Origins
Questions about the original settlement of the Americas has produced a number of hypotheses and models. The origins of these indigenous peoples are still a matter of dispute among archaeologists. The traditional view, which traces them to Siberian migration to America at the end of the last ice age, has been increasingly challenged by South American archaeologists. Theories to explain evidence of pre-Columbian trans-oceanic contact with the Americas by Asian, African, or Oceanic peoples is generally the topic of significant debate. Demonstrations such as Kon-Tiki and the Kantuta Expeditions demonstrated the ability to travel westward with the Humboldt Current from South America to Polynesia.

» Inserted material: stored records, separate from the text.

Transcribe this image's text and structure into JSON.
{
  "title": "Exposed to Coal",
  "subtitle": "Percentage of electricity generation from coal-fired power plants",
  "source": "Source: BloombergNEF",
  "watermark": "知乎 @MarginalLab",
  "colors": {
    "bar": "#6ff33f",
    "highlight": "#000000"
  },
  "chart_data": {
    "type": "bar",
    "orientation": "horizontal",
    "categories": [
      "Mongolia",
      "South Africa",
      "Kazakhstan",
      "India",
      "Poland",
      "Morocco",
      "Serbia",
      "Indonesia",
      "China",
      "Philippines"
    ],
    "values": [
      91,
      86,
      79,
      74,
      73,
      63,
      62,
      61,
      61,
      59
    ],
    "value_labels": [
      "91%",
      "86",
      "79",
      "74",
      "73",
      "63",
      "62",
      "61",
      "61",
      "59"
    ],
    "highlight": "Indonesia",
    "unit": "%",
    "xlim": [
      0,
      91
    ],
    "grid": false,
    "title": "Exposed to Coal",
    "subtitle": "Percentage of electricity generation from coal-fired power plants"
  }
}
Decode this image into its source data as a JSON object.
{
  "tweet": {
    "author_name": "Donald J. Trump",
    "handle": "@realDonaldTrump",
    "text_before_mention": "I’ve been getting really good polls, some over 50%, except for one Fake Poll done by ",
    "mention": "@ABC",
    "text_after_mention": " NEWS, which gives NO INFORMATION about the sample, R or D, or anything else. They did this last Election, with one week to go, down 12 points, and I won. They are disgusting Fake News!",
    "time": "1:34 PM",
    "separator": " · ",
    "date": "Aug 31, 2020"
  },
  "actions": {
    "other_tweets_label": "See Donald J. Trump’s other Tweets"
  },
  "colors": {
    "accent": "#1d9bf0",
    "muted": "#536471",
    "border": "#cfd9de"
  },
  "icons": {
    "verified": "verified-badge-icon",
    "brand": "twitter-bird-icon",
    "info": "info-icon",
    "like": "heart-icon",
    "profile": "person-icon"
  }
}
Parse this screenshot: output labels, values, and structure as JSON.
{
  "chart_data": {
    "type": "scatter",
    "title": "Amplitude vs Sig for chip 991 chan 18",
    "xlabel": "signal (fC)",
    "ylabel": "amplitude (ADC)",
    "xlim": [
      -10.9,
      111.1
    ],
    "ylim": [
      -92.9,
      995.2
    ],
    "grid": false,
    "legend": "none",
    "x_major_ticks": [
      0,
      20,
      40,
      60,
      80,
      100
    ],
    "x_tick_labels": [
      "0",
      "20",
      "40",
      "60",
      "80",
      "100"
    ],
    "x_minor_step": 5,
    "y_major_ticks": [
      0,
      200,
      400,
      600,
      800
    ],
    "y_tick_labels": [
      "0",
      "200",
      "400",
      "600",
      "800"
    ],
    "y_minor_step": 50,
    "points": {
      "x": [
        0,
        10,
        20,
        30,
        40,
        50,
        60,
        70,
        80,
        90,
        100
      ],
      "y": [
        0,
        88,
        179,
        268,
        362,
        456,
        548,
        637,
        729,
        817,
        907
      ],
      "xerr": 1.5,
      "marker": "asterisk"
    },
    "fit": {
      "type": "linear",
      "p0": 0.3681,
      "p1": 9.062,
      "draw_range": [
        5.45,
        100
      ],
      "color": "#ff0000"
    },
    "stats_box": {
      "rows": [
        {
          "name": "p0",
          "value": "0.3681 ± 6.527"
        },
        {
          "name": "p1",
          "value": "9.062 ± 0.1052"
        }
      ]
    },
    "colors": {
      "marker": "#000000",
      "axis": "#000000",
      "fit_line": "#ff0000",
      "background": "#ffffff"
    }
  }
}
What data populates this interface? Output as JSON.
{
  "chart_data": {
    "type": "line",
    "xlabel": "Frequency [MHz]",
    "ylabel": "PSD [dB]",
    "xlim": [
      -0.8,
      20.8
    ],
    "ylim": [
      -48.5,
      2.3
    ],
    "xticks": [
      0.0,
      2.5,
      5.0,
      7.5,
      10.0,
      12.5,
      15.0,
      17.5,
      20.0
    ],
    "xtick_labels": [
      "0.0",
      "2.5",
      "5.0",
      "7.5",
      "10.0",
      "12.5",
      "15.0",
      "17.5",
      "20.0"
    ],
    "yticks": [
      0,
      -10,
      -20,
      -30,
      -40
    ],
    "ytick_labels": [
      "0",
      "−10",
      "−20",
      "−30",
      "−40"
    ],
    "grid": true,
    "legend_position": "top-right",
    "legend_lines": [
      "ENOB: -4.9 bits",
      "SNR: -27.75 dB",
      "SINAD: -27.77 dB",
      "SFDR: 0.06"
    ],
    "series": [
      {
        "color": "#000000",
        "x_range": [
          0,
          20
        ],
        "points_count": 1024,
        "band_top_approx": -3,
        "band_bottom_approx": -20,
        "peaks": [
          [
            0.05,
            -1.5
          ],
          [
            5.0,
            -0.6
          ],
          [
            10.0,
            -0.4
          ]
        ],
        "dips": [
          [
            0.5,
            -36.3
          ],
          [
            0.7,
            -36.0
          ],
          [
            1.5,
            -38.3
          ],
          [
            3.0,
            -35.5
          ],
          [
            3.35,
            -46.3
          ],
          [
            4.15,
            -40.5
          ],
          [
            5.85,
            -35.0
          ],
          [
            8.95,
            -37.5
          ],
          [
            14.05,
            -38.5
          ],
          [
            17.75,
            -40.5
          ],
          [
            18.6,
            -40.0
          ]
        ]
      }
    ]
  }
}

Read more about this topic: Indigenous Peoples In Brazil
Famous quotes containing the word origins:
“The settlement of America had its origins in the unsettlement of Europe. America came into existence when the European was already so distant from the ancient ideas and ways of his birthplace that the whole span of the Atlantic did not widen the gulf.”
—Lewis Mumford (18951990)
“The origins of clothing are not practical. They are mystical and erotic. The primitive man in the wolf-pelt was not keeping dry; he was saying: Look what I killed. Arent I the best?”
—Katharine Hamnett (b. 1948)
“Lucretius
Sings his great theory of natural origins and of wise conduct; Plato
smiling carves dreams, bright cells
Of incorruptible wax to hive the Greek honey.”